PERK UP YOUR GARDEN WITH THIS CONTAINER TREE
A few years ago, I had the pleasure to tour a central coast rare fruit farm. I got to see and and sample some of the exotic trees that we don’t usually associate with California gardening. One of my favorite plants on the tour was a coffee bush. And technically, the coffee plant (Coffea arabica)is a bush, not a tree, but the size of the coffee plant makes it perfect for containers.
Sure, I’d seen TV commercials with farmers picking coffee, and saw Juan Valdez carting coffee bags off to market, but that did not prepare me for the real coffee plant. They are thick with gorgeous dark green glossy leaves, and would be beautiful on their own, without the berries. The fruits, called cherries, are shaped like a very small olive and start out a glossy dark green, and gradually turn to a deep red as they mature. Once they mature, the cherries can harvested for coffee beans.
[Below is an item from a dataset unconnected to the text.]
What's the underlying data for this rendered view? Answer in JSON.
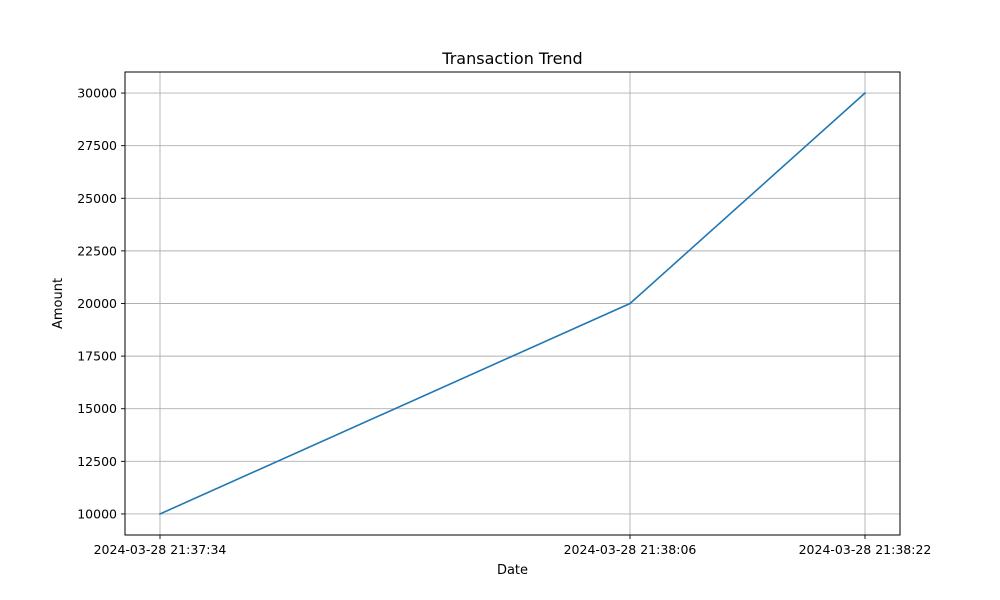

The coffee bean is the inner seed portion of the cherry, and there are only two beans per cherry. You’ll have to take care of the plant for a long time to get that whole pot of perked coffee.
A fresh coffee bean is as hard as a pebble, but has a fresh, fruity, astringent flavor more resembling green tea than the roasted coffee we enjoy. In order for the beans to resemble the beans we buy at the grocery store, they have to be slowly roasted for hours.
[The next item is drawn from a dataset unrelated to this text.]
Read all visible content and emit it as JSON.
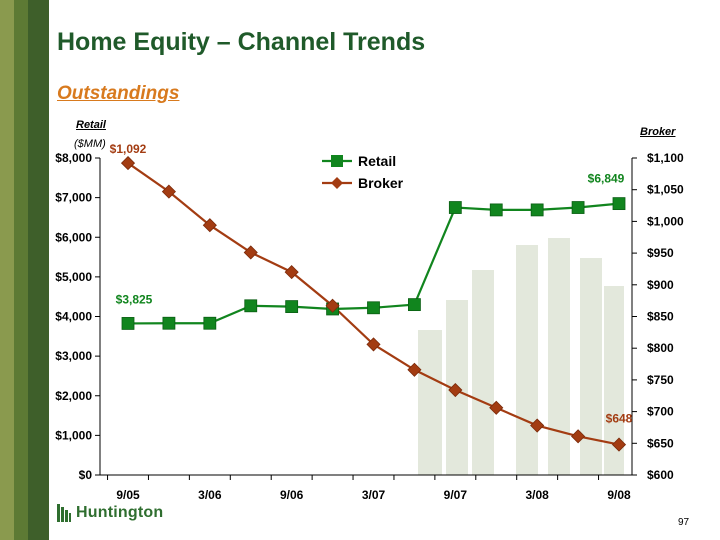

One downside of having a container coffee plant is that it does need lots of water and it does better with humidity. The plant does not tolerate frost, so you will have to move it or protect it during certain times of the year. Coffee plantation plants are located under other trees to get partial shade, so if you are growing the coffee plant in a container, you can put it near your home, away from the afternoon sun. If you are placing it in your community garden plot, plan a row of tall corn or set up some bean poles hung with burlap or planted with hyacinth beans or gourds.